Where To Start With... Wolfmother
Occupying the middle ground somewhere between the crunching riffs of Black Sabbath, the scratchy garage rock of The White Stripes and the meandering psychedelia of Tame Impala, Australian rockers Wolfmother have spent the last decade carving out a niche for themselves with a sound that is both shamelessly retro and refreshingly single-minded.
Founded in Sydney in 2004 as a three-piece comprising lead vocalist and guitarist Andrew Stockdale, bassist Chris Ross and drummer Myles Heskett, the band released their eponymous debut album in 2005 and toured the world extensively before Heskett and Ross left the band in 2008, citing “irreconcilable differences” with frontman Stockdale. Since then, the band has gone through numerous line-ups and turned in another two albums – 2009's Cosmic Egg and 2014's New Crown – with Stockdale remaining as the band's driving force and sole original member.
This week sees the release of their fourth album, Victorious, for which the band have recruited producer Brendan O'Brien, a man whose long list of production credits includes work with bands like Pearl Jam, Audioslave, Stone Temple Pilots and The Gaslight Anthem, as well as the likes of veteran artists AC/DC and Bob Dylan. This time around the band have recorded at Henson Studios in Los Angeles, the former home of Charlie Chaplin's film studio that has played host to recording sessions by everyone from Daft Punk to jazz legend Herbie Hancock.
The move to a proper studio for Victorious represents a departure from the last Wolfmother album, New Crown, which Stockdale produced himself and self-released through the band's Bandcamp website. Although tracks like 'Enemy Is In Your Mind' are as strong as any on Wolfmother's previous two albums, the DIY approach to recording meant a much more raw, lo-fi sound than on earlier albums. Here though, with O'Brien manning the controls, the result is an album that sounds polished without sacrificing any of that raw energy.
The title track is a case in point, with Stockdale channelling Ronnie James Dio over chugging riffs and shuffling rhythms, following on from similarly frenetic opener 'The Love That You Give'. It's a similar story across the rest of the new album, but there are a couple of moments where the tempo lets up and tracks like 'Pretty Peggy' slow things down a bit for something a little more anthemic. If you like your Wolfmother records played at blistering volume and don't have much time for ballads, you'll find plenty to like on this album when it arrives on shelves today. (You can also preview and purchase online at the top-right of this page...)

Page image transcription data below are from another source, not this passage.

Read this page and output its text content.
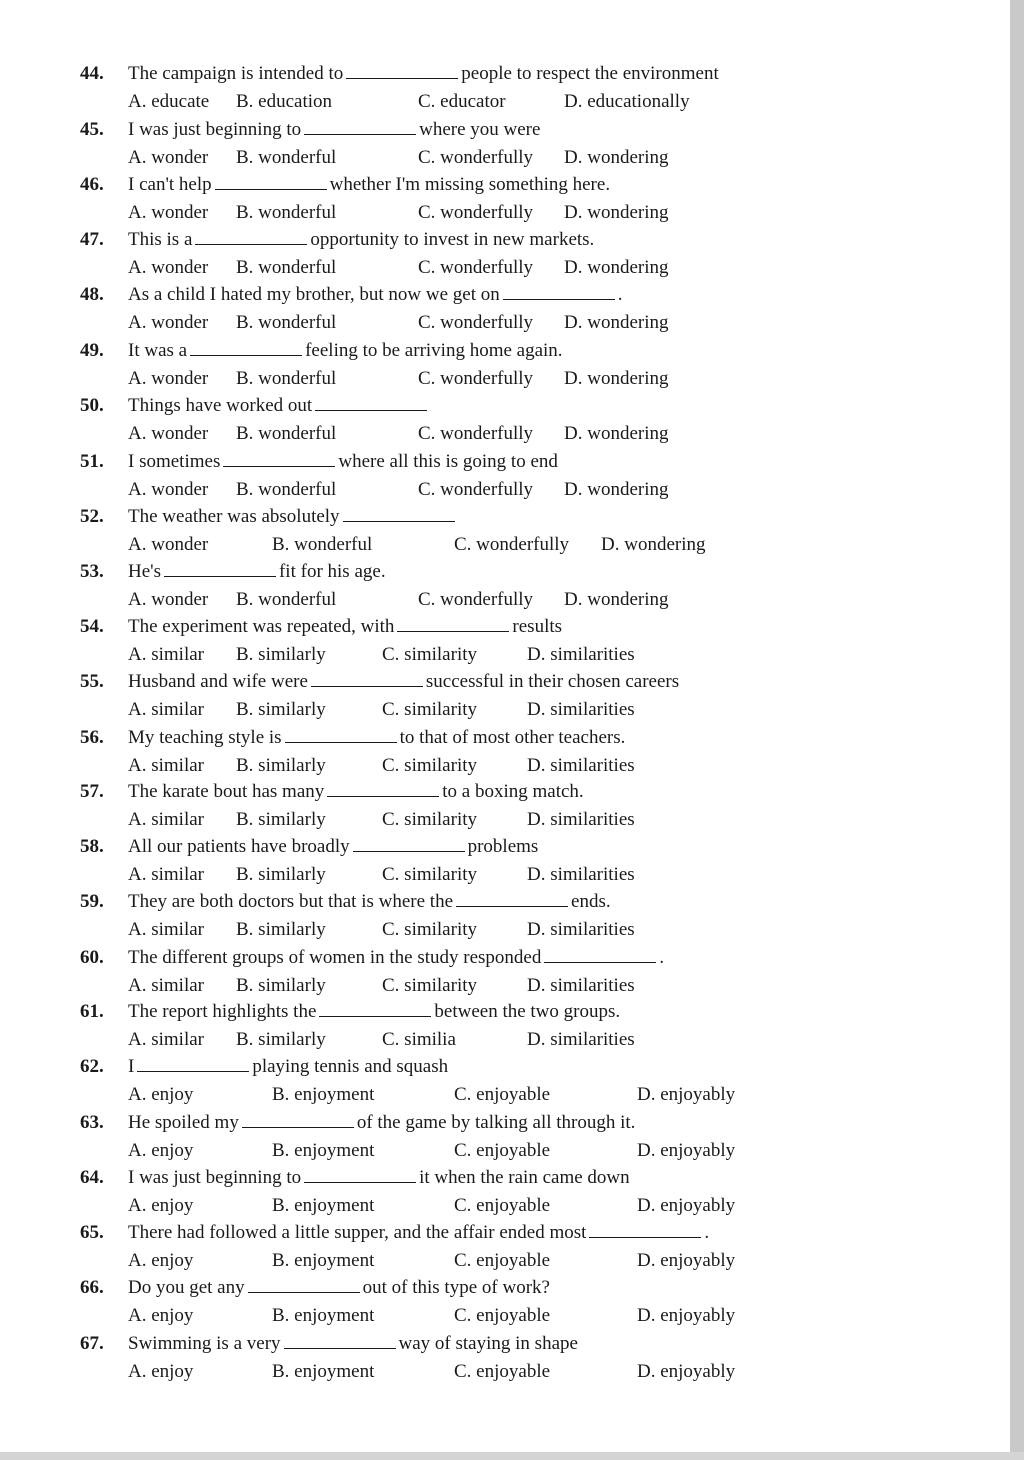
44. The campaign is intended to	people to respect the environment
A. educate B. education	C. educator	D. educationally
45. I was just beginning to	where you were
A. wonder B. wonderful	C. wonderfully D. wondering
46. I can't help	whether I'm missing something here.
A. wonder B. wonderful	C. wonderfully D. wondering
47. This is a	opportunity to invest in new markets.
A. wonder B. wonderful	C. wonderfully D. wondering
48. As a child I hated my brother, but now we get on	.
A. wonder B. wonderful	C. wonderfully D. wondering
49. It was a	feeling to be arriving home again.
A. wonder B. wonderful	C. wonderfully D. wondering
50. Things have worked out
A. wonder B. wonderful	C. wonderfully D. wondering
51. I sometimes	where all this is going to end
A. wonder B. wonderful	C. wonderfully D. wondering
52. The weather was absolutely
A. wonder	B. wonderful	C. wonderfully D. wondering
53. He's	fit for his age.
A. wonder B. wonderful	C. wonderfully D. wondering
54. The experiment was repeated, with	results
A. similar B. similarly	C. similarity	D. similarities
55. Husband and wife were	successful in their chosen careers
A. similar B. similarly	C. similarity	D. similarities
56. My teaching style is	to that of most other teachers.
A. similar B. similarly	C. similarity	D. similarities
57. The karate bout has many	to a boxing match.
A. similar B. similarly	C. similarity	D. similarities
58. All our patients have broadly	problems
A. similar B. similarly	C. similarity	D. similarities
59. They are both doctors but that is where the	ends.
A. similar B. similarly	C. similarity	D. similarities
60. The different groups of women in the study responded	.
A. similar B. similarly	C. similarity	D. similarities
61. The report highlights the	between the two groups.
A. similar B. similarly	C. similia	D. similarities
62. I	playing tennis and squash
A. enjoy	B. enjoyment	C. enjoyable	D. enjoyably
63. He spoiled my	of the game by talking all through it.
A. enjoy	B. enjoyment	C. enjoyable	D. enjoyably
64. I was just beginning to	it when the rain came down
A. enjoy	B. enjoyment	C. enjoyable	D. enjoyably
65. There had followed a little supper, and the affair ended most	.
A. enjoy	B. enjoyment	C. enjoyable	D. enjoyably
66. Do you get any	out of this type of work?
A. enjoy	B. enjoyment	C. enjoyable	D. enjoyably
67. Swimming is a very	way of staying in shape
A. enjoy	B. enjoyment	C. enjoyable	D. enjoyably
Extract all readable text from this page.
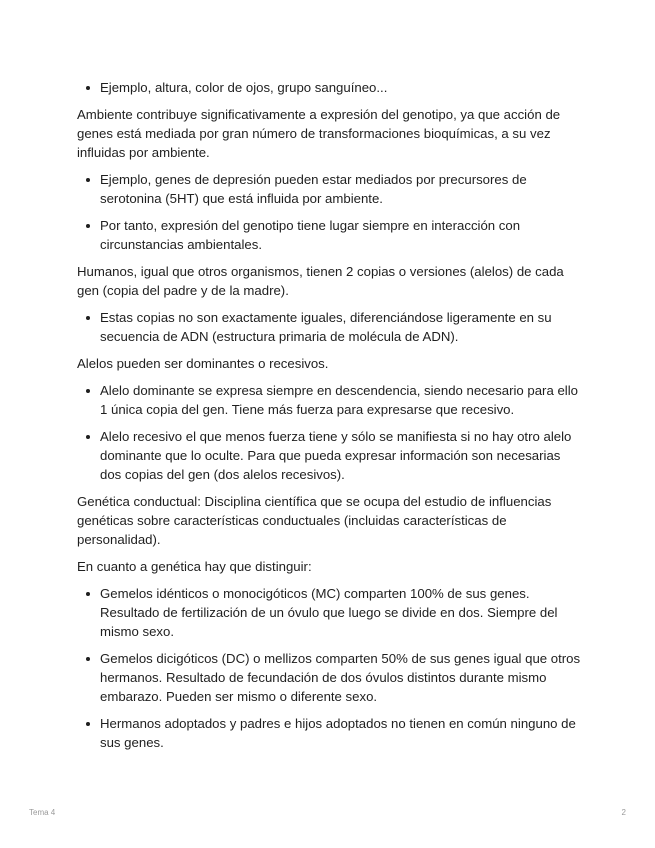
Ejemplo, altura, color de ojos, grupo sanguíneo...

Ambiente contribuye significativamente a expresión del genotipo, ya que acción de genes está mediada por gran número de transformaciones bioquímicas, a su vez influidas por ambiente.

Ejemplo, genes de depresión pueden estar mediados por precursores de serotonina (5HT) que está influida por ambiente.
Por tanto, expresión del genotipo tiene lugar siempre en interacción con circunstancias ambientales.

Humanos, igual que otros organismos, tienen 2 copias o versiones (alelos) de cada gen (copia del padre y de la madre).

Estas copias no son exactamente iguales, diferenciándose ligeramente en su secuencia de ADN (estructura primaria de molécula de ADN).

Alelos pueden ser dominantes o recesivos.

Alelo dominante se expresa siempre en descendencia, siendo necesario para ello 1 única copia del gen. Tiene más fuerza para expresarse que recesivo.
Alelo recesivo el que menos fuerza tiene y sólo se manifiesta si no hay otro alelo dominante que lo oculte. Para que pueda expresar información son necesarias dos copias del gen (dos alelos recesivos).

Genética conductual: Disciplina científica que se ocupa del estudio de influencias genéticas sobre características conductuales (incluidas características de personalidad).

En cuanto a genética hay que distinguir:

Gemelos idénticos o monocigóticos (MC) comparten 100% de sus genes. Resultado de fertilización de un óvulo que luego se divide en dos. Siempre del mismo sexo.
Gemelos dicigóticos (DC) o mellizos comparten 50% de sus genes igual que otros hermanos. Resultado de fecundación de dos óvulos distintos durante mismo embarazo. Pueden ser mismo o diferente sexo.
Hermanos adoptados y padres e hijos adoptados no tienen en común ninguno de sus genes.
Tema 4	2
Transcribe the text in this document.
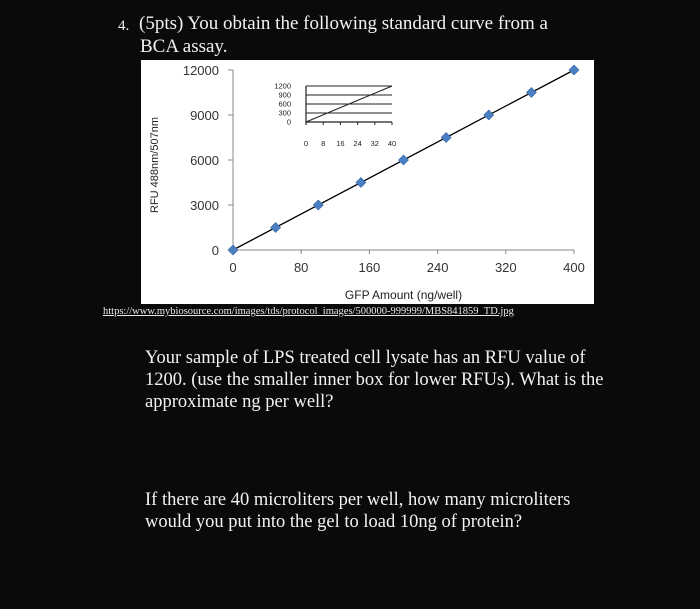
4. (5pts) You obtain the following standard curve from a
BCA assay.
0
3000
6000
9000
12000
0	80	160	240	320	400
GFP Amount (ng/well)
RFU 488nm/507nm
1200
900
600
300
0
0 8 16 24 32 40
https://www.mybiosource.com/images/tds/protocol_images/500000-999999/MBS841859_TD.jpg
Your sample of LPS treated cell lysate has an RFU value of 1200. (use the smaller inner box for lower RFUs). What is the approximate ng per well?
If there are 40 microliters per well, how many microliters would you put into the gel to load 10ng of protein?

You can find the video for the title track below For those who are new to the band's riff-heavy stylings, beneath the new video we've picked five of their best tunes by way of introduction..
'Joker and the Thief'
Chugging riffs, wailing vocals, thunderous drums; this is pretty much everything Wolfmother are about condensed into one song. Taken from their self-titled debut, this is a great example of why Wolfmother are so highly rated as a live act.
The first single Wolfmother ever released in 2005, 'Mind's Eye' contains all the touchpoints that usually get mentioned in the same breath as the Aussie rockers - Led Zeppelin, Deep Purple, Pink Floyd – it's all here. Not that will bother the band or their fans, they're revelling in it and on this track it really shows.
'New Moon Rising'
The second single from their sophomore album Cosmic Egg, 'New Moon Rising' features a different line-up from their debut and the result is a much more rounded sound, but all the important ingredients are still present and correct. Underpinned by a filthy, snaking guitar riff and anthemic hook, this is one for the mosh pit.
'Enemy Is In Your Mind'
Although the sound on Wolfmother's third album New Crown is a little more lo-fi than most of their output, there are still some cracking tunes on there and this is one of the best. Sure, it may have benefitted from a little more polish in the studio, but there's an appealing rough edge present on this song and that distorted Hammond organ is just glorious.
'Woman' (MSTRKRFT Remix)
Still one of their most enduring tunes, 'Woman' was one of the best moments on the band's debut and remains a popular live fixture. However, let us draw your attention to this remix by MSTRKRFT, the noisy electronic duo featuring one half of Death From Above 1979, Jesse F. Keeler. The shuffling backbeat is out, replaced by a stomping, four-to-the-floor rhythm that transforms this fuzzy rocker into a dancefloor-filling monster.